融資先の業績が芳しくなくなると、銀行は融資取引の状況を確認して、担保を処分する。不動産を担保としていたら、それを売却したらいくら換金できるか、融資を回収できるかを判断する。

「回収不能」と判断された場合は、貸倒引当金という勘定処理をして、その期に損失として計上する。バブル後の数年間、この金額が法外となり、銀行の経営状況はひっ迫した。

とはいえ、銀行は社会インフラを担う企業だから、むやみに潰せない。そこで救済のため、政府主導で公的資金が注入された。このような状況下、回収不能とされた計上から1円でも回収できた分はそのまま銀行の利益になった。

夏久君たちの回収課は、そうした時代状況を背景に活躍し、銀行に巨額の利益をもたらしていた。日陰者だった回収係は一転して花形になっていた。弱みにつけ込み、ひたすら返済を強要する押しの強さが評価された時代だった。

例のデザイン会社について、夏久君は県内の別の企業に強引に事業を譲渡させ、M&Aのコンサルティング手数料を取ったうえにM銀行の貸出残高もすべて回収していた。

■栄華を極めていた回収係に突然訪れた「冬の時代」

7月1日。年に一度の昇給昇格発表の日がやってきた。前日までに内示を受けるため、その声がかかっていないならば昇格はない。昨日まで呼ばれなかった私に昇格がないことはわかっていた。

昼休み、食堂の隅にある自動販売機の前で夏久君と鉢合わせした。

「目黒、昇格は?」
「俺はなかったわ。夏久君は?」
「課長代理。当然だろ。俺がこの銀行にいくら利益をもたらしてやってると思ってるんだよ。2年も足踏みさせられたことのほうが納得いかないね」

目黒冬弥『メガバンク銀行員ぐだぐだ日記』(三五館シンシャ)
目黒冬弥『メガバンク銀行員ぐだぐだ日記』(三五館シンシャ)

2000年代に入り、都市銀行が三大メガバンクに収斂(しゅうれん)された。F銀行はM銀行になった。公的資金注入で不良債権処理にメドがついてくるとITバブルがやってきた。

社長はTシャツにジーンズ姿。会社の業務内容を聞いてもよくわからないが、利益だけはめちゃくちゃ出ている。銀行は、10年前に融資をしてほしいと言われたら即座に断っていた会社にどんどん融資せよという方針に急転した。

3つのメガバンクは競うようにアクセルを踏み込み、業績は急回復していく。栄華を極めていた回収係にとっては、突然冬の時代がやってきた。夏久君が評価された時代に急に幕が下ろされたのだ。

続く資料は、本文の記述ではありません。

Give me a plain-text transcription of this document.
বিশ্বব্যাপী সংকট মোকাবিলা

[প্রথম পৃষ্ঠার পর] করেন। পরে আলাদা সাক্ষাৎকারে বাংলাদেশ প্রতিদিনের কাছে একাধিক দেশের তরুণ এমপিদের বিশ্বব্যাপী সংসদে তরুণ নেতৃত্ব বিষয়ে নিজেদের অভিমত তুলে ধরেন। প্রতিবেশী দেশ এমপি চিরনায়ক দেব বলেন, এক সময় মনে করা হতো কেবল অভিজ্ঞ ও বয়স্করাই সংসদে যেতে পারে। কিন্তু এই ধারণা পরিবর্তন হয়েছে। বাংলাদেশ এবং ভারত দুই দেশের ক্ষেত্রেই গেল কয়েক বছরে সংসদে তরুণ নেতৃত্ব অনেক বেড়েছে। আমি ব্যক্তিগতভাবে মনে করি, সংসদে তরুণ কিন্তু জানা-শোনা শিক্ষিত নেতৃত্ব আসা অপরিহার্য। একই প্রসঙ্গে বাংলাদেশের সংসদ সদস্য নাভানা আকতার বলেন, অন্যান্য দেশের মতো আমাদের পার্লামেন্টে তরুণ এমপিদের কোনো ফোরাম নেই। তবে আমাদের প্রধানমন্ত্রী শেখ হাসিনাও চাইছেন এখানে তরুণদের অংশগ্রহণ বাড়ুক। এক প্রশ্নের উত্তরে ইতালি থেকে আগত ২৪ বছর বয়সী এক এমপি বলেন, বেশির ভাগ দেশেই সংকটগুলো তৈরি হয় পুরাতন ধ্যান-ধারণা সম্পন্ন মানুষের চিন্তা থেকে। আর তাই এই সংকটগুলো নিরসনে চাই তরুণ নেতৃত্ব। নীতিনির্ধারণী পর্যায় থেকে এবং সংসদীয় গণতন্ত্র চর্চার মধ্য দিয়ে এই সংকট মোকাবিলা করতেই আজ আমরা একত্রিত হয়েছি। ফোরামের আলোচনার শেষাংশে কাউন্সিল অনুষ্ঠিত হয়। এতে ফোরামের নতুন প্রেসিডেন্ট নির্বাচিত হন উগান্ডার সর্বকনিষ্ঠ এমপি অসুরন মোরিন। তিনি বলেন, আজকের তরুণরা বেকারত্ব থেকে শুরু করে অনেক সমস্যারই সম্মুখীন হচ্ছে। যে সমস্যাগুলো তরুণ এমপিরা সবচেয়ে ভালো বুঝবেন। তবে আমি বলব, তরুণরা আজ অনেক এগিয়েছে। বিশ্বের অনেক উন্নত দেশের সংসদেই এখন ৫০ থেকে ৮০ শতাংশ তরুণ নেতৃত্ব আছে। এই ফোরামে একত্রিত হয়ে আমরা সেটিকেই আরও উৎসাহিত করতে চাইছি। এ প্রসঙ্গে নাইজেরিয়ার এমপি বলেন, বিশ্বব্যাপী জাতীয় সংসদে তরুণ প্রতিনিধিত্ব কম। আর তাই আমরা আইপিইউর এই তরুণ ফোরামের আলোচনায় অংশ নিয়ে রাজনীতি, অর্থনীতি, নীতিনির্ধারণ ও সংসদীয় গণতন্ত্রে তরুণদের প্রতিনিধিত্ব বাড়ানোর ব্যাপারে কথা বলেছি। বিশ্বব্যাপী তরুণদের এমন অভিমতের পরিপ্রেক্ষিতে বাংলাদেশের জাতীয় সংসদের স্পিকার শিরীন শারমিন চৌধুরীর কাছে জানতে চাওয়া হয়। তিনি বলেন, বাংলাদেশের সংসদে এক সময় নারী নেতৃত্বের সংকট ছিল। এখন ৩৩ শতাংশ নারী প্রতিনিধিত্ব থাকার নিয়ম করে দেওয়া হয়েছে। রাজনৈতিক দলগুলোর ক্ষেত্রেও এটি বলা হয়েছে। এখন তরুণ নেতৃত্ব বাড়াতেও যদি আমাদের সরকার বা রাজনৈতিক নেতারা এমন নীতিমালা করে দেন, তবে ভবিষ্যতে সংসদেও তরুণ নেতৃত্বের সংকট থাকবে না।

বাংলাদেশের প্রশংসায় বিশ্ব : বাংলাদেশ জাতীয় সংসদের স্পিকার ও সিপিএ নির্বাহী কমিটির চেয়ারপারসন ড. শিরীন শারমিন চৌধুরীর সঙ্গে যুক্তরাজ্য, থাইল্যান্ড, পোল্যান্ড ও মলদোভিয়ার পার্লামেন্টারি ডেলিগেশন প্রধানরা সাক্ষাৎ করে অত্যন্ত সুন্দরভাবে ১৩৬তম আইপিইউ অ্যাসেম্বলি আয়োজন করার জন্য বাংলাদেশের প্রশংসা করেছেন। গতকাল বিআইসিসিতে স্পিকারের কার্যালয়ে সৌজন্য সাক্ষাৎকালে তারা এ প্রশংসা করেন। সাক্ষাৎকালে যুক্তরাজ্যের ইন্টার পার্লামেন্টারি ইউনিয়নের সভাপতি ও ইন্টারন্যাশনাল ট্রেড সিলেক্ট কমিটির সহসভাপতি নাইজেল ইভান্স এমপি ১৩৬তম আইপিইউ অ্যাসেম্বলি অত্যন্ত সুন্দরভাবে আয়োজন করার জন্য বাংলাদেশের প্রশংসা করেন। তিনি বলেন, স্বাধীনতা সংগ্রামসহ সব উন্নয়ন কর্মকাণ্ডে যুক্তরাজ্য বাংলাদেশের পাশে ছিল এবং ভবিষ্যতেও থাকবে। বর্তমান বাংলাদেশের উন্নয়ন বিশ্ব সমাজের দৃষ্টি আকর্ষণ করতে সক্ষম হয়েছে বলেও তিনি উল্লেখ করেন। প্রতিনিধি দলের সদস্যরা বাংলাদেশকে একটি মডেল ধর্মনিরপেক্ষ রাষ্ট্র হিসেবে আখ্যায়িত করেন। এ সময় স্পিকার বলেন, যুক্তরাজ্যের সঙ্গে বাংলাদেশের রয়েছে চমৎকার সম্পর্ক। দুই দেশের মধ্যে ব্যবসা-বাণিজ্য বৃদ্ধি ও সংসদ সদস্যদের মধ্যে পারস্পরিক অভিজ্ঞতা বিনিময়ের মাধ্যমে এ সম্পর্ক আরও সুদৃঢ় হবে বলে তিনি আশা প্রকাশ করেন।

しかし、夏久君も少々調子に乗りすぎていた。2人の経営者が自殺に追い込まれた不幸を、あたかも自分の勲章のように話していた。家族の思い出や苦労が詰まった家を、無理矢理競売にかけてきた。

■法人営業に異動し、ノイローゼになってそのまま休職

ITバブルの真っ只中、夏久君は都内の下町支店に異動となった。

このころ、すでに大口の不良債権の処理は片付いており、彼の担当は取引先課の法人営業だった。口座開設すら受付したことがない彼は、まったく使い物にならなかったようだ。心の通ったつきあいが重要なエリアで数字を上げられなかった。

彼は連日、私に電話をかけてきては、ごく基本的な事務処理の手順を質問してきた。私もできる限り答えた。成績が上がらず、支店長からパワハラ同然の仕打ちを受けていると打ち明けた。それから数カ月ほど経つと、夏久君からの電話が途絶えた。後輩から漏れ聞いたところ、ノイローゼになり休職したらしい。

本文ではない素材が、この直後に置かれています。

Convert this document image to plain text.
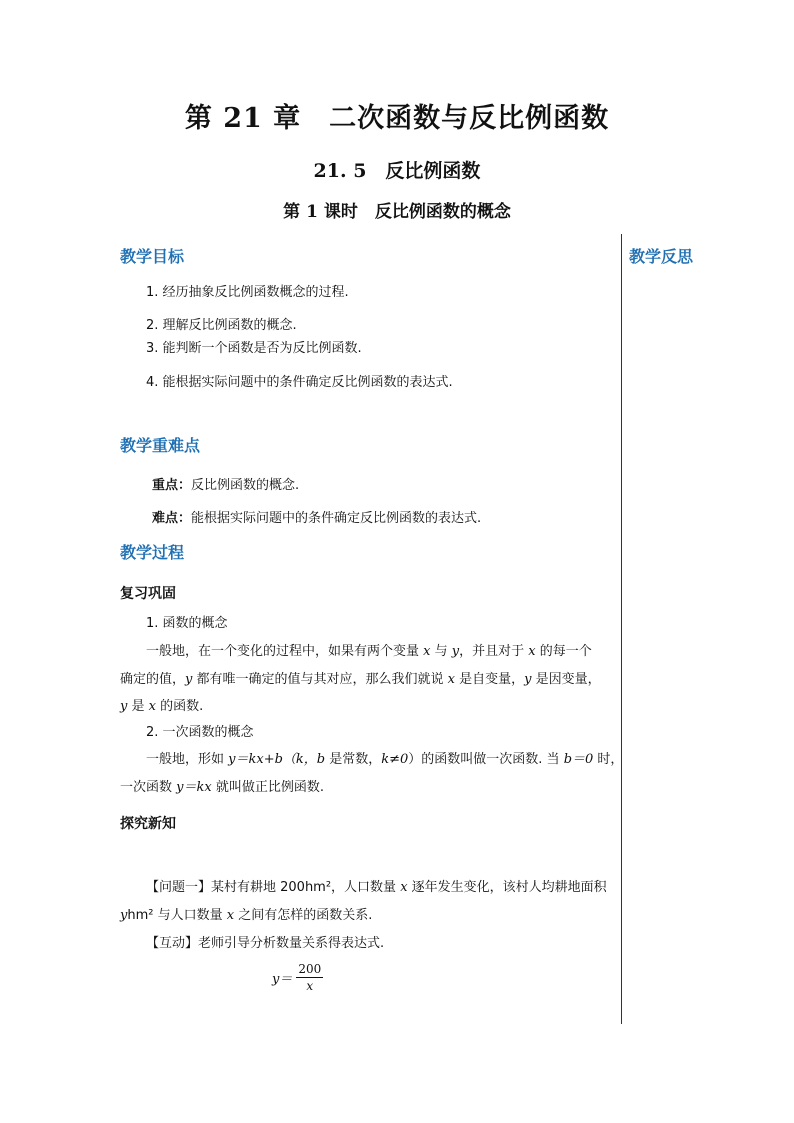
第 21 章　二次函数与反比例函数
21. 5　反比例函数
第 1 课时　反比例函数的概念
教学反思
教学目标
1. 经历抽象反比例函数概念的过程.
2. 理解反比例函数的概念.
3. 能判断一个函数是否为反比例函数.
4. 能根据实际问题中的条件确定反比例函数的表达式.
教学重难点
重点：反比例函数的概念.
难点：能根据实际问题中的条件确定反比例函数的表达式.
教学过程
复习巩固
1. 函数的概念
一般地，在一个变化的过程中，如果有两个变量 x 与 y，并且对于 x 的每一个
确定的值，y 都有唯一确定的值与其对应，那么我们就说 x 是自变量，y 是因变量，
y 是 x 的函数.
2. 一次函数的概念
一般地，形如 y＝kx+b（k，b 是常数，k≠0）的函数叫做一次函数. 当 b＝0 时，
一次函数 y＝kx 就叫做正比例函数.
探究新知
【问题一】某村有耕地 200hm²，人口数量 x 逐年发生变化，该村人均耕地面积
yhm² 与人口数量 x 之间有怎样的函数关系.
【互动】老师引导分析数量关系得表达式.
$y= \frac{200}{x}$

さらに数カ月して、人づてに夏久君が復職したあと、M銀行系列のリース会社に出向したと聞いた。それ以来、彼は二度とM銀行に戻ってくることはなかった。彼は時代の変化に翻弄(ほんろう)された。銀行は社会、経済情勢に左右される業種だが、ひとりの行員の人生までも変えてしまう。もちろん私もその中のひとりなのだ。

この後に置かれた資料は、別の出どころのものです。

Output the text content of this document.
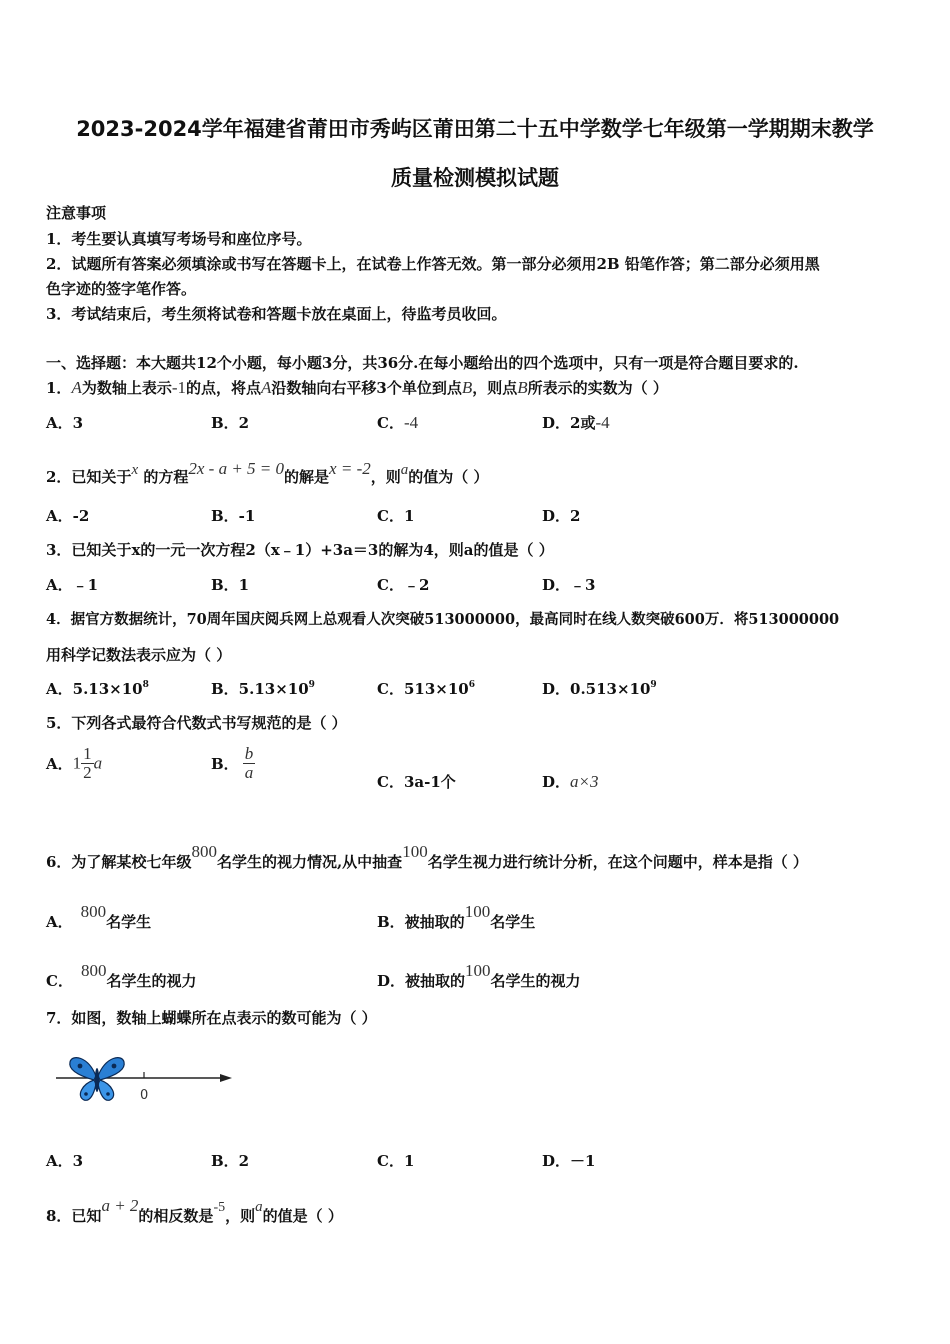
2023-2024学年福建省莆田市秀屿区莆田第二十五中学数学七年级第一学期期末教学
质量检测模拟试题
注意事项
1．考生要认真填写考场号和座位序号。
2．试题所有答案必须填涂或书写在答题卡上，在试卷上作答无效。第一部分必须用2B 铅笔作答；第二部分必须用黑
色字迹的签字笔作答。
3．考试结束后，考生须将试卷和答题卡放在桌面上，待监考员收回。
一、选择题：本大题共12个小题，每小题3分，共36分.在每小题给出的四个选项中，只有一项是符合题目要求的.
1．A为数轴上表示-1的点，将点A沿数轴向右平移3个单位到点B，则点B所表示的实数为（ ）
A．3	B．2	C．-4	D．2或-4
2．已知关于x 的方程2x - a + 5 = 0的解是x = -2，则a的值为（ ）
A．-2	B．-1	C．1	D．2
3．已知关于x的一元一次方程2（x﹣1）+3a＝3的解为4，则a的值是（ ）
A．﹣1	B．1	C．﹣2	D．﹣3
4．据官方数据统计，70周年国庆阅兵网上总观看人次突破513000000，最高同时在线人数突破600万．将513000000
用科学记数法表示应为（ ）
A．$5.13\times 10^8$	B．$5.13\times 10^9$	C．$513\times 10^6$	D．$0.513\times 10^9$
5．下列各式最符合代数式书写规范的是（ ）
A．$1 \frac{1}{2}$ a	B． $\frac{b}{a}$	C．3a-1个	D．a×3
6．为了解某校七年级800名学生的视力情况,从中抽查100名学生视力进行统计分析，在这个问题中，样本是指（ ）
A．800名学生	B．被抽取的100名学生
C．800名学生的视力	D．被抽取的100名学生的视力
7．如图，数轴上蝴蝶所在点表示的数可能为（ ）
0
A．3	B．2	C．1	D．－1
8．已知a + 2的相反数是-5，则a的值是（ ）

年が明け、支店長は私を呼び出した。「異動だ。愛知県の豊橋駅前支店に行ってくれ。新天地では頑張れよ」

突然の通達だった。私はここさいたま新都心支店でなんの成果も上げられなかった。チャンスをくれた宮崎中央支店の青田支店長にただただ申し訳なかった。入行10年がすぎ、私はいまだヒラ行員のままだった。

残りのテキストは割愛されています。